Geoffrey of Coldingham was a late 12th and early 13th-century monk and chronicler.

Geoffrey is noted as the sacrist of Coldingham Priory in Berwickshire on three 14th-century manuscripts of his chronicle. This work, which began with the death of William of St. Barbara in 1152, covered the history of Durham Cathedral until 1215, when Morgan's election to Durham was quashed. The work was a continuation of Symeon of Durham's Historiae Dunelmensis, and Geoffrey's continuation in turn was continued down to 1336 by Robert of Greystanes. Greystanes work was later continued by William de Chambre through the year 1539.

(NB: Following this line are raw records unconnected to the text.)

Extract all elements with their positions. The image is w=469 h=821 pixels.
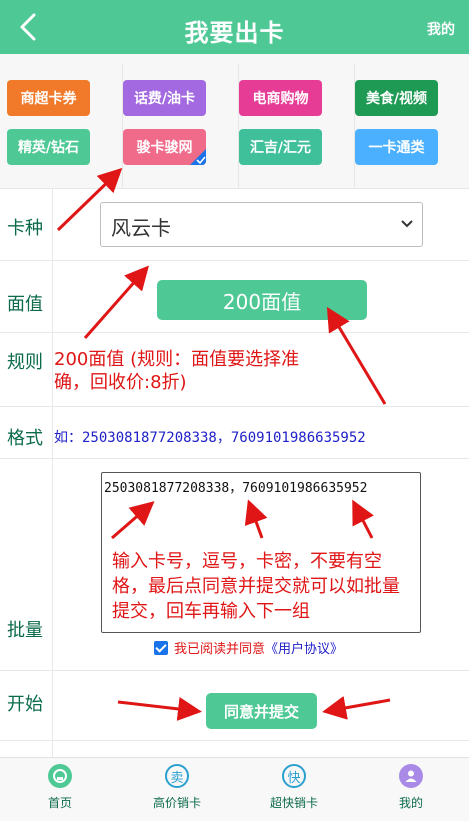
category-food-video[interactable]: 美食/视频 (355, 80, 438, 116)
category-ecommerce[interactable]: 电商购物 (239, 80, 322, 116)
tab-home[interactable]: 首页 (10, 764, 110, 811)
agree-checkbox[interactable] (154, 640, 168, 655)
top-bar: 我要出卡 我的 (0, 0, 469, 54)
format-label: 格式 (7, 428, 43, 449)
label-divider (52, 188, 53, 758)
category-junka-label: 骏卡骏网 (136, 140, 193, 156)
format-example: 如：2503081877208338，7609101986635952 (54, 430, 366, 446)
category-phone-fuel[interactable]: 话费/油卡 (123, 80, 206, 116)
category-grid (0, 54, 469, 188)
mai-icon: 卖 (165, 764, 189, 788)
rule-label: 规则 (7, 352, 43, 373)
category-elite-diamond[interactable]: 精英/钻石 (7, 129, 90, 165)
batch-instruction: 输入卡号，逗号，卡密，不要有空格，最后点同意并提交就可以如批量提交，回车再输入下… (112, 551, 400, 622)
spacer-row (0, 740, 469, 757)
rule-text: 200面值 (规则：面值要选择准确，回收价:8折) (54, 349, 300, 393)
app-root: 我要出卡 我的 商超卡券 话费/油卡 电商购物 美食/视频 精英/钻石 骏卡骏网… (0, 0, 469, 821)
card-type-value: 风云卡 (111, 216, 171, 240)
category-huiji-huiyuan[interactable]: 汇吉/汇元 (239, 129, 322, 165)
tab-mine[interactable]: 我的 (361, 764, 461, 811)
tab-high-price-label: 高价销卡 (152, 796, 201, 810)
chevron-down-icon (401, 220, 413, 228)
tab-fast-sell[interactable]: 快 超快销卡 (244, 764, 344, 811)
kuai-icon: 快 (282, 764, 306, 788)
card-type-select[interactable]: 风云卡 (100, 202, 423, 247)
face-value-label: 面值 (7, 294, 43, 315)
page-title: 我要出卡 (184, 19, 285, 47)
my-link[interactable]: 我的 (427, 19, 455, 39)
batch-textarea[interactable]: 2503081877208338，7609101986635952 输入卡号，逗… (101, 472, 421, 633)
agree-row: 我已阅读并同意 《用户协议》 (154, 638, 343, 657)
submit-button[interactable]: 同意并提交 (206, 693, 317, 729)
category-yikatong[interactable]: 一卡通类 (355, 129, 438, 165)
batch-label: 批量 (7, 620, 43, 641)
home-icon (48, 764, 72, 788)
tab-fast-sell-label: 超快销卡 (269, 796, 318, 810)
tab-high-price[interactable]: 卖 高价销卡 (127, 764, 227, 811)
agree-text: 我已阅读并同意 (174, 642, 266, 657)
user-icon (399, 764, 423, 788)
face-value-button[interactable]: 200面值 (157, 280, 367, 320)
batch-example-text: 2503081877208338，7609101986635952 (104, 481, 368, 496)
start-label: 开始 (7, 694, 43, 715)
bottom-tab-bar: 首页 卖 高价销卡 快 超快销卡 我的 (0, 757, 469, 821)
category-supermarket[interactable]: 商超卡券 (7, 80, 90, 116)
tab-home-label: 首页 (47, 796, 72, 810)
user-agreement-link[interactable]: 《用户协议》 (265, 638, 343, 657)
category-junka[interactable]: 骏卡骏网 (123, 129, 206, 165)
card-type-label: 卡种 (7, 218, 43, 239)
tab-mine-label: 我的 (398, 796, 423, 810)
selected-check-icon (190, 149, 206, 165)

There were four different Geoffreys who became members of the Durham cathedral chapter in the correct time frame, and one of these was the chronicler, as Coldingham was a dependent priory of Durham. Besides the chronicle, it is possible that Geoffrey was the author of two hagiographies about Bartholomew of Farne and Godric of Finchale, which were composed in the late 12th century.

The chronicle and its various continuations have been published by James Raine and the Surtees Society as Historiae Dunelmensis Scriptores Tres, Gaufridus de Coldingham, Robertus de Graystanes et Willielmus de Chambre in 1839.

Geoffrey died probably around 1215, as his chronicle ends abruptly about that time.